O termo Consenso de Washington tem origem num conjunto de regras básicas, identificadas pelo economista John Williamson em 1990, baseadas no pensamento político e opiniões que ele acreditava reunirem consenso amplo naquela época. O conjunto de medidas incluía: 1) disciplina fiscal; 2) redução dos gastos públicos; 3) reforma tributária; 4) determinação de juros pelo mercado; 5) câmbio dependente igualmente do mercado; 6) liberalização do comercio; 7) eliminação de restrições para o investimento estrangeiro direto 8) privatização das empresas estatais; 9) desregulamentação (afrouxamento das leis económicas e do trabalho); 10) respeito e acesso regulamentado à propriedade intelectual. A referência a “consenso” significou que esta lista foi baseada num conjunto de ideias partilhadas, na época, pelos círculos de poder de Washington, incluindo o Congresso e a Administração dos Estados Unidos da América (Tesouro e Federal Reserve Bank), por um lado, e instituições internacionais com sede em Washington, tais como o FMI e o Banco Mundial, por outro, apoiados por uma série de grupos de reflexão e economistas influentes.
É importante notar que os alicerces teóricos na base destas recomendações políticas se encontram na economia neoclássica, que expressa uma firme convicção na necessidade de deixar agir a “mão invisível” do mercado. Trata-se da crença na racionalidade da escolha dos actores económicos, e visão minimalista da regulação económica dos Estados. O advento deste novo paradigma também marcou o recuo da economia do desenvolvimento como campo distinto, depois de dominada pela Teoria da Dependência e outros conceitos [NAIM, 1999], que frequentemente se encontravam em nítido contraste com a economia neoclássica e o individualismo metodológico. Foi a economia do desenvolvimento que guiou a formulação de políticas alternativas em países ditos em desenvolvimento antes da era do Consenso de Washington. A maioria dos governos Africanos independentes, por exemplo, tentou promover a industrialização, num esforço para criar produtos locais de substituição de importações, promover o emprego, aumentar o nível de vida, e sair do ciclo vicioso dos padrões de comércio. Estas hipóteses foram sobretudo estruturadas pela dupla Prebisch-Singer (termos de troca desfavoráveis para países exportadores de produtos de base e importadores de produtos manufaturados). As soluções oferecidas pelo Consenso de Washington, apresentadas como universais, contrapunham estas teorias e pretendiam ter uma aplicabilidade similar em todos os países, embora na realidade essa universalidade apelasse para tratamentos discriminatórios.
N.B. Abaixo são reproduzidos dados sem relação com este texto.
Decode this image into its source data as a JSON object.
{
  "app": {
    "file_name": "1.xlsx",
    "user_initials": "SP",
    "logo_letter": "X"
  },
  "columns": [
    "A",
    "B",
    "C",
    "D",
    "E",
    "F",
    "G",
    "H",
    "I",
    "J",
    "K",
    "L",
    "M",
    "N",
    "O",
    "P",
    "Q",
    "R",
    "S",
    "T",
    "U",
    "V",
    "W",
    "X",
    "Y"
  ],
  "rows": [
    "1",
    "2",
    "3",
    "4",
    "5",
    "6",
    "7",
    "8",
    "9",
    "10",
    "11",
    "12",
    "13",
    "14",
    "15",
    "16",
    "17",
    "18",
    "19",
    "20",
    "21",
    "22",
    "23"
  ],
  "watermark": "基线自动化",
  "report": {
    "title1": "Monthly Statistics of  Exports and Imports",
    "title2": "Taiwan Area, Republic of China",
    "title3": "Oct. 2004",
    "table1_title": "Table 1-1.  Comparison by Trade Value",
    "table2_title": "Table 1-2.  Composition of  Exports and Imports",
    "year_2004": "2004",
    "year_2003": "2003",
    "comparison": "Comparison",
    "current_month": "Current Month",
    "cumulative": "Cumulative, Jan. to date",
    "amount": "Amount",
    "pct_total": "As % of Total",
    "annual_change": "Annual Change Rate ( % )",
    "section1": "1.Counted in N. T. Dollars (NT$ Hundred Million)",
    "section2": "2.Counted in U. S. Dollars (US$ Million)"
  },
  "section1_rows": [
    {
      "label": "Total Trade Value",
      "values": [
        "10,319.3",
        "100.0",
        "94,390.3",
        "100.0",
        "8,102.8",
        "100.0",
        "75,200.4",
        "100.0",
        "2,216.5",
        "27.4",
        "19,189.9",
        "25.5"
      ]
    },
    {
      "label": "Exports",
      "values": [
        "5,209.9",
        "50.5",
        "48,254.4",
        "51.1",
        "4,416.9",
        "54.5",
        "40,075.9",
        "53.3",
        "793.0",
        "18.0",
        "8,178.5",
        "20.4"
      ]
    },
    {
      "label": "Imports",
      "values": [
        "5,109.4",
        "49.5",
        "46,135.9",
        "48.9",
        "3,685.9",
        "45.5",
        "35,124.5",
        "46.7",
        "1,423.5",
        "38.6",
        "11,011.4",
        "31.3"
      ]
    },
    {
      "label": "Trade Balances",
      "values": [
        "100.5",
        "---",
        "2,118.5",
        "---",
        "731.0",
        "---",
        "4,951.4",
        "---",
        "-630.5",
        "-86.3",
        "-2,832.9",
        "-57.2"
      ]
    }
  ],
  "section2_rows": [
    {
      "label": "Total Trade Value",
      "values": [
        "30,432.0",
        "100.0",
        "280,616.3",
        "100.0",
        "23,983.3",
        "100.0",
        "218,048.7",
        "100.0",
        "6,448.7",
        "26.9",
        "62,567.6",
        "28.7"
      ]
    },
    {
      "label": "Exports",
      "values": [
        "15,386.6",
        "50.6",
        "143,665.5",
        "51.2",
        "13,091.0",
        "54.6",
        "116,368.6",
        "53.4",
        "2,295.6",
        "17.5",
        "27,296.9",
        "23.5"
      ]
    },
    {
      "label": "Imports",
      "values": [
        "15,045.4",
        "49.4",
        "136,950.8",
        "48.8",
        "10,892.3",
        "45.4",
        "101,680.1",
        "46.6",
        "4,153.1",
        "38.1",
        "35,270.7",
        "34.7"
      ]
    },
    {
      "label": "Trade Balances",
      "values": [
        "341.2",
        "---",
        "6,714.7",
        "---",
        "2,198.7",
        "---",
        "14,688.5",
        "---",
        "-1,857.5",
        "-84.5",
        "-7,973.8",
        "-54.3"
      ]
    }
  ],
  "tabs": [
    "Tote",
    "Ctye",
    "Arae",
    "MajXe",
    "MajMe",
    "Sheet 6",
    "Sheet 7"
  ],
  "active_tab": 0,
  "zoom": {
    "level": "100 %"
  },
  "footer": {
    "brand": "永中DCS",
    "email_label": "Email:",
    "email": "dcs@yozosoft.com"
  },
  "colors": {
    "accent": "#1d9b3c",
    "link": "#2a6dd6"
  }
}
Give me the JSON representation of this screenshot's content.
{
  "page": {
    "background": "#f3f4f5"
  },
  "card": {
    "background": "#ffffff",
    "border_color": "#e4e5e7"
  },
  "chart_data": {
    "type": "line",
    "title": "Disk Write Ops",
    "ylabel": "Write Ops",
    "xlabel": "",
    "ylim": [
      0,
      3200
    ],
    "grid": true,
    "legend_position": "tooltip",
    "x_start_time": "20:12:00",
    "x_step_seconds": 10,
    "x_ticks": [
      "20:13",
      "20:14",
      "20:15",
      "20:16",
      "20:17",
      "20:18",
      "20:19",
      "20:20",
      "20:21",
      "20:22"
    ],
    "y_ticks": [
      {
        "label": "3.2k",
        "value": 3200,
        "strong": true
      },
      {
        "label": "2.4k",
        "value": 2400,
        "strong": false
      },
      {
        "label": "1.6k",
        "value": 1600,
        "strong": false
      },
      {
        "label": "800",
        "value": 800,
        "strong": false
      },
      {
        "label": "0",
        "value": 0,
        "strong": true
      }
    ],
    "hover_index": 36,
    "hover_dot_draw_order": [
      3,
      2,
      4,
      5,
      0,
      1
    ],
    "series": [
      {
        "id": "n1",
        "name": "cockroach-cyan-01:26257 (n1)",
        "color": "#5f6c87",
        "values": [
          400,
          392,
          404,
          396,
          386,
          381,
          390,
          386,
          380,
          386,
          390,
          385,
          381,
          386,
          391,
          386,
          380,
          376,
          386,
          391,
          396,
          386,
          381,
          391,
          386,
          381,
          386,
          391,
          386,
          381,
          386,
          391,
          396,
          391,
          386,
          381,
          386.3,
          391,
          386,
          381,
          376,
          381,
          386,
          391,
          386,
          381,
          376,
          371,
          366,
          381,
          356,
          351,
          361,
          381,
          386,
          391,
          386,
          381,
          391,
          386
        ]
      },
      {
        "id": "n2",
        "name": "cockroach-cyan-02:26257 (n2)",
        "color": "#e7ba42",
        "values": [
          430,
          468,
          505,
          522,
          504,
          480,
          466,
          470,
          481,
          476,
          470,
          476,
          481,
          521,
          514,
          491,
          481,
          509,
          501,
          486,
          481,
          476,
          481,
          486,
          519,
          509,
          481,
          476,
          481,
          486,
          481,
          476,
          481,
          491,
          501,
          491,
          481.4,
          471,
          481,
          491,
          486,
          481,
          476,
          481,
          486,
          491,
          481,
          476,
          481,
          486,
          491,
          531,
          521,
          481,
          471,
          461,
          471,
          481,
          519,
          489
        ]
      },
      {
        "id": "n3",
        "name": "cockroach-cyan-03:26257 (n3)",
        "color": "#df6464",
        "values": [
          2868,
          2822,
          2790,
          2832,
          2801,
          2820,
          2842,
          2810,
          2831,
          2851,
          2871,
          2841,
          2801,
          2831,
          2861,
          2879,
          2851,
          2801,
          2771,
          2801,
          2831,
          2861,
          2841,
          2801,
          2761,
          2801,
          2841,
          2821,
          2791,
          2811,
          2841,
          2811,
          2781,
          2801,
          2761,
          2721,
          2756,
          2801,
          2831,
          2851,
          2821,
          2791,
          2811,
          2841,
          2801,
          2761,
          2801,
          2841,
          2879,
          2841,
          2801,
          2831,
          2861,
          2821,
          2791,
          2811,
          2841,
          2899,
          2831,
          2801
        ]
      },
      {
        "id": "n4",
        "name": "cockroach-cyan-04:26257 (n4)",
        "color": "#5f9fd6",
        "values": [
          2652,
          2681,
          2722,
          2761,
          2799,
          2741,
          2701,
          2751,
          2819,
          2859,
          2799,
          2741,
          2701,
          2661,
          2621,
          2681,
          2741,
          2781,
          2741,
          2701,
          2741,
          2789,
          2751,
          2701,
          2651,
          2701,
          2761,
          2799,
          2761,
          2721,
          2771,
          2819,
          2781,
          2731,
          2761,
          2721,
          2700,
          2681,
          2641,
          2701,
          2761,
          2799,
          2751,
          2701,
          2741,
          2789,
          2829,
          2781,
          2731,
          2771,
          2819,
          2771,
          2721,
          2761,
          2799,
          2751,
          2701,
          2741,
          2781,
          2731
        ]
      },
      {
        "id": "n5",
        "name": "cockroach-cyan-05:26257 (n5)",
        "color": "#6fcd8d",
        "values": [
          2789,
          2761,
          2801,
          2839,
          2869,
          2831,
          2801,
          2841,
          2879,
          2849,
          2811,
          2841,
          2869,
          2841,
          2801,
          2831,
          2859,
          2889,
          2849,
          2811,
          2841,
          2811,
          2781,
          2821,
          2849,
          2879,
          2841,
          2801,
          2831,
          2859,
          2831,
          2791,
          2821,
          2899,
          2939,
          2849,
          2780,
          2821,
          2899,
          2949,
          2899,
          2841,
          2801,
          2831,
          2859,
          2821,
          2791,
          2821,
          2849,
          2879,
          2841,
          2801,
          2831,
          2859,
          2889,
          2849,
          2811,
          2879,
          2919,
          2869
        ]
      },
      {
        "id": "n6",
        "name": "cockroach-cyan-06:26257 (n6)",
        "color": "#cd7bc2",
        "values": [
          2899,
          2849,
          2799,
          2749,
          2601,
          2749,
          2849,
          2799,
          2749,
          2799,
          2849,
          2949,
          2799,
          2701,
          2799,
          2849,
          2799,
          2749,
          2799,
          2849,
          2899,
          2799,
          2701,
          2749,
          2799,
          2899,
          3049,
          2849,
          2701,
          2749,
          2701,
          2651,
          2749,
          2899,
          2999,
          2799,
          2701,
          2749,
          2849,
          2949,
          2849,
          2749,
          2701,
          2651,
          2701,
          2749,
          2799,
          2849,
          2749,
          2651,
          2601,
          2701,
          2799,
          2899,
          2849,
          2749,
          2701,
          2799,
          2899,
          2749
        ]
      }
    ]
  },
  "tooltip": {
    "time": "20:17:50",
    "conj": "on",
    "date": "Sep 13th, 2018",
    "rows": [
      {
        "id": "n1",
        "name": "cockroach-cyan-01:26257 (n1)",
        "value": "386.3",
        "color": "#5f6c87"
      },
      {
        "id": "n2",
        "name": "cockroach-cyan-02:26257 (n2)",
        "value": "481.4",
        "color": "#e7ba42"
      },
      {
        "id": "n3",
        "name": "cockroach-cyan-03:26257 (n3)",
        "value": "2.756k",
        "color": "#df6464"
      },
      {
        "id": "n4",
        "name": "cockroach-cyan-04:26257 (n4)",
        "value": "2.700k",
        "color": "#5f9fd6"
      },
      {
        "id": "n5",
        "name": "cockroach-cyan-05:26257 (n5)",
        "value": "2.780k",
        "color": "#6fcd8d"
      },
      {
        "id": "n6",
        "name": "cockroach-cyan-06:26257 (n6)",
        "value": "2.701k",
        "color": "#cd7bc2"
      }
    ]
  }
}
As políticas do Consenso de Washington foram aplicadas durante mais de duas décadas em contextos muito variados na África, América Latina, países da Europa de Leste e Ásia Central. Os países normalmente passavam por duas grandes fases, com o foco de intervenção a expandir-se primeiro na estabilidade macroeconómica e ajustamentos estruturais e, depois, incluir reformas institucionais que podiam incluir lutar contra a corrupção e ineficiências de infra-estruturas. [NAIM, 1999] A condicionalidade exercida pelas instituições de Bretton-Woods e países ricos, tiveram um papel decisivo nas decisões dos países endividados do Sul. Impulsionaram reformas de estabilização macro-económica e programas de ajustamento estrutural. O problema do dívida que emergiu durante os anos 70’ até aos anos 80’, na América Latina, e depois também no contexto africano, aumentou ainda mais a dependência desses países dos empréstimos externos, não deixando outra opção senão seguir as prescrições que permitiam aceder a financiamentos.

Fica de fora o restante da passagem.